Na semana passada, 23 ganhadores do Prêmio Nobel das últimas décadas enviaram uma carta ao presidente Michel Temer alertando quanto às consequências nefastas que os sucessivos cortes de investimento em ciência e tecnologia podem trazer ao futuro do país.
O fato de um grupo de celebridades internacionais se mobilizar para reforçar o alerta, já repetidas vezes feito pela comunidade científica nacional e não ouvido, mostra a gravidade da situação.
Cortar investimentos nessa área é “fácil” para o governo, pois não traz consequências imediatas à população nem desencadeia reações de parlamentares preocupados em manter emendas que tenham maior impacto em seus posicionamentos para o próximo ano eleitoral.
Mas as consequências no longo prazo são incalculáveis. Cortes significativos, como os que vêm ocorrendo, causam atrasos de décadas em poucos anos, pois destroem rapidamente a já débil infraestrutura e o interesse de toda uma geração de potenciais cientistas.
Responder a crises cortando coisas que não têm consequência imediata, mas que comprometem o futuro, é algo que acontece não só no governo, mas também nas empresas.
Observe como a maioria das empresas responde às crises.
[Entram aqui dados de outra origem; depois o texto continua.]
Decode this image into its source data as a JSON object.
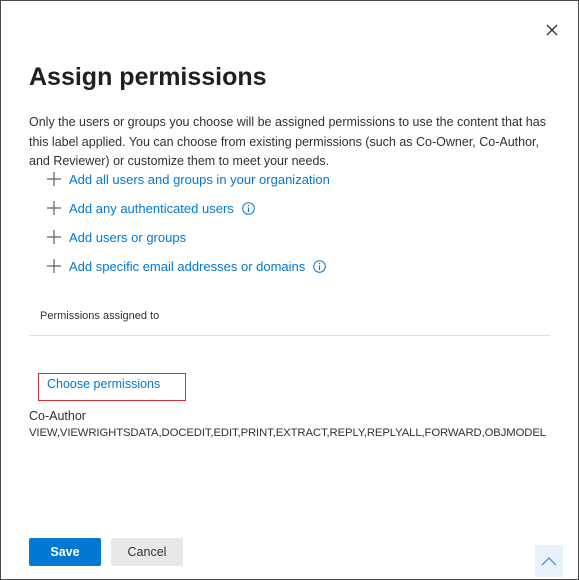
{
  "dialog": {
    "title": "Assign permissions",
    "description": "Only the users or groups you choose will be assigned permissions to use the content that has this label applied. You can choose from existing permissions (such as Co-Owner, Co-Author, and Reviewer) or customize them to meet your needs."
  },
  "add_options": [
    {
      "label": "Add all users and groups in your organization",
      "icon": "plus-icon"
    },
    {
      "label": "Add any authenticated users",
      "icon": "plus-icon",
      "info": "info-icon"
    },
    {
      "label": "Add users or groups",
      "icon": "plus-icon"
    },
    {
      "label": "Add specific email addresses or domains",
      "icon": "plus-icon",
      "info": "info-icon"
    }
  ],
  "permissions": {
    "assigned_to_label": "Permissions assigned to",
    "choose_link": "Choose permissions",
    "role": "Co-Author",
    "rights": "VIEW,VIEWRIGHTSDATA,DOCEDIT,EDIT,PRINT,EXTRACT,REPLY,REPLYALL,FORWARD,OBJMODEL"
  },
  "footer": {
    "save_label": "Save",
    "cancel_label": "Cancel"
  },
  "colors": {
    "accent": "#0078d4",
    "highlight_border": "#d13438"
  }
}
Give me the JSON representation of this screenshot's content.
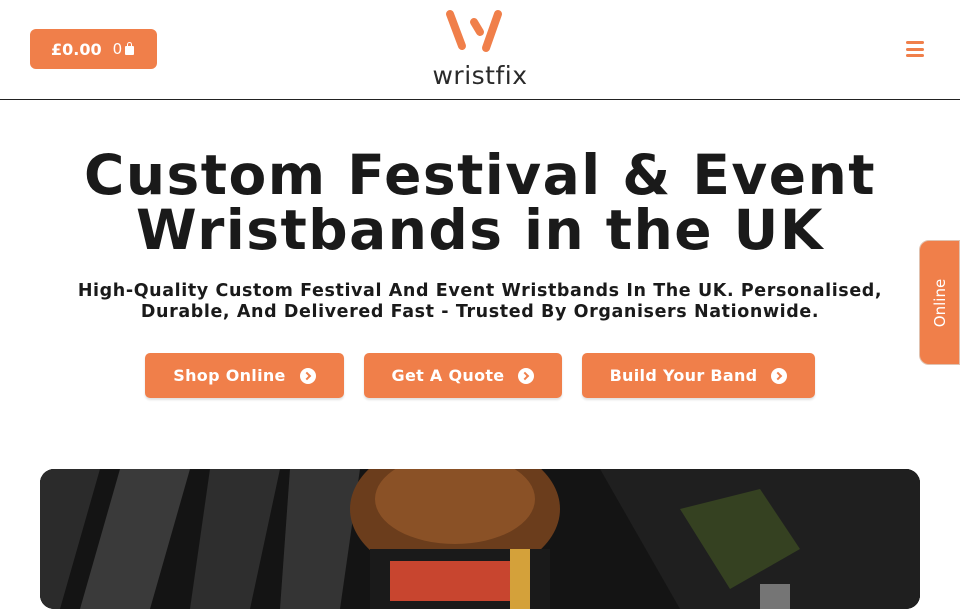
{
  "header": {
    "cart_total": "£0.00",
    "cart_count": "0",
    "logo_text": "wristfix"
  },
  "hero": {
    "title_line1": "Custom Festival & Event",
    "title_line2": "Wristbands in the UK",
    "subtitle_line1": "High-Quality Custom Festival And Event Wristbands In The UK. Personalised,",
    "subtitle_line2": "Durable, And Delivered Fast - Trusted By Organisers Nationwide."
  },
  "cta": [
    {
      "label": "Shop Online"
    },
    {
      "label": "Get A Quote"
    },
    {
      "label": "Build Your Band"
    }
  ],
  "online_tab": "Online",
  "colors": {
    "accent": "#f07f4a",
    "text": "#1a1a1a",
    "background": "#ffffff"
  },
  "icons": [
    "shopping-bag-icon",
    "wristfix-logo",
    "hamburger-menu-icon",
    "circle-arrow-right-icon"
  ]
}
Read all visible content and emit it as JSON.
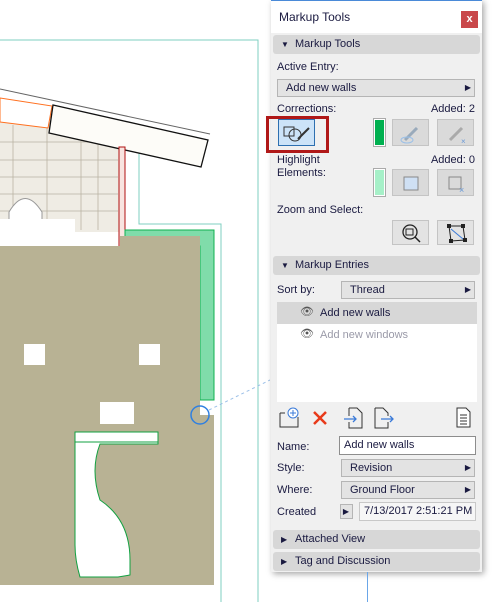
{
  "panel": {
    "title": "Markup Tools",
    "close_label": "x",
    "markup_tools": {
      "header": "Markup Tools",
      "active_entry_label": "Active Entry:",
      "active_entry_value": "Add new walls",
      "corrections_label": "Corrections:",
      "corrections_added": "Added: 2",
      "corrections_color": "#00b050",
      "highlight_label_1": "Highlight",
      "highlight_label_2": "Elements:",
      "highlight_added": "Added: 0",
      "highlight_color": "#a6f0c8",
      "zoom_select_label": "Zoom and Select:"
    },
    "markup_entries": {
      "header": "Markup Entries",
      "sort_label": "Sort by:",
      "sort_value": "Thread",
      "entries": [
        {
          "label": "Add new walls",
          "selected": true
        },
        {
          "label": "Add new windows",
          "selected": false
        }
      ],
      "name_label": "Name:",
      "name_value": "Add new walls",
      "style_label": "Style:",
      "style_value": "Revision",
      "where_label": "Where:",
      "where_value": "Ground Floor",
      "created_label": "Created",
      "created_value": "7/13/2017 2:51:21 PM"
    },
    "attached_view_header": "Attached View",
    "tag_discussion_header": "Tag and Discussion"
  }
}
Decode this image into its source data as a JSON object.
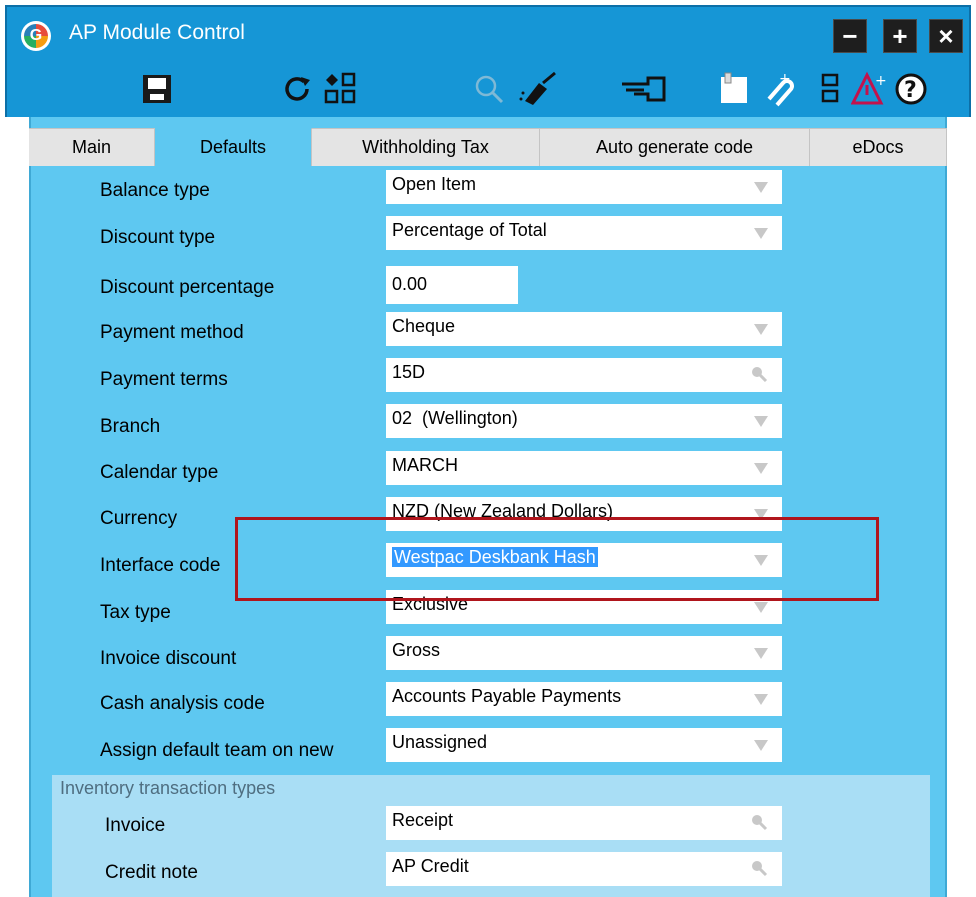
{
  "window": {
    "title": "AP Module Control",
    "logo_letter": "G",
    "controls": {
      "minimize": "−",
      "maximize": "+",
      "close": "×"
    }
  },
  "toolbar": {
    "icons": [
      "save-icon",
      "refresh-icon",
      "modules-icon",
      "search-icon",
      "clear-icon",
      "pointer-icon",
      "notes-icon",
      "attach-icon",
      "layout-icon",
      "alert-icon",
      "help-icon"
    ]
  },
  "tabs": [
    {
      "label": "Main"
    },
    {
      "label": "Defaults",
      "active": true
    },
    {
      "label": "Withholding Tax"
    },
    {
      "label": "Auto generate code"
    },
    {
      "label": "eDocs"
    }
  ],
  "fields": {
    "balance_type": {
      "label": "Balance type",
      "value": "Open Item"
    },
    "discount_type": {
      "label": "Discount type",
      "value": "Percentage of Total"
    },
    "discount_percentage": {
      "label": "Discount percentage",
      "value": "0.00"
    },
    "payment_method": {
      "label": "Payment method",
      "value": "Cheque"
    },
    "payment_terms": {
      "label": "Payment terms",
      "value": "15D"
    },
    "branch": {
      "label": "Branch",
      "value": "02  (Wellington)"
    },
    "calendar_type": {
      "label": "Calendar type",
      "value": "MARCH"
    },
    "currency": {
      "label": "Currency",
      "value": "NZD (New Zealand Dollars)"
    },
    "interface_code": {
      "label": "Interface code",
      "value": "Westpac Deskbank Hash"
    },
    "tax_type": {
      "label": "Tax type",
      "value": "Exclusive"
    },
    "invoice_discount": {
      "label": "Invoice discount",
      "value": "Gross"
    },
    "cash_analysis_code": {
      "label": "Cash analysis code",
      "value": "Accounts Payable Payments"
    },
    "assign_default_team": {
      "label": "Assign default team on new",
      "value": "Unassigned"
    }
  },
  "inventory_group": {
    "title": "Inventory transaction types",
    "invoice": {
      "label": "Invoice",
      "value": "Receipt"
    },
    "credit_note": {
      "label": "Credit note",
      "value": "AP Credit"
    }
  },
  "colors": {
    "titlebar": "#1696d6",
    "panel": "#5ec8f1",
    "highlight": "#b0151c",
    "selection": "#3399ff"
  }
}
Qual é a primeira área que, em geral, sofre cortes? Conheço inúmeras companhias nas quais a resposta a essa pergunta é imediata: treinamento.
Em muitos casos, uma das primeiras medidas para conter gastos atinge a área de gestão de pessoas. Cortando especialistas da área, programas de desenvolvimento, cancelando a inserção de novos estagiários e trainees etc., o que gera um verdadeiro buraco no fluxo futuro de pessoas qualificadas, o maior patrimônio competitivo de qualquer empresa.
Outra área foco de corte imediato em crises é o desenvolvimento de produtos. O modelo mental seguido é o mesmo: no desespero da crise, corta-se algo que é despesa atual e que vai gerar receita somente no futuro. Mas com isso se atrasa a nova geração de produtos, que poderia levar a empresa a um diferenciado patamar competitivo.
No ditado popular, nos momentos de crise, algumas empresas (e países) parecem vender o almoço para pagar o jantar. Nos exemplos acima, parecem, na verdade, estar matando a galinha dos ovos de ouro para fazer o jantar. Matam o principal patrimônio que pode gerar riqueza no futuro: pessoas, conhecimento e inovação.
Já as empresas que conseguem manter, mesmo nas crises, seus investimentos em coisas que constroem o futuro terão enormes vantagens competitivas, dando um salto à frente de seus concorrentes no momento de retomada da atividade econômica.
O modelo mental predominante é: se não sobrevivermos hoje, com certeza não haverá amanhã. Vamos cortar tudo que gera despesas e que não dá retorno imediato. Nessa lógica, lá se vai o futuro.
A única forma de sair dessa armadilha é mudar esse modelo mental, adotando premissas totalmente diferentes: preservar ao máximo as áreas e investimentos que vão nos preparar para o futuro; voltar a atenção não ao corte do que não gera receita imediata, mas ao combate às enormes fontes de desperdício que existem hoje; e acelerar as novas formas de agregar mais valor aos clientes.
É, sem dúvida, um caminho mais difícil no curto prazo. Mas que certamente pavimenta um futuro bem mais promissor.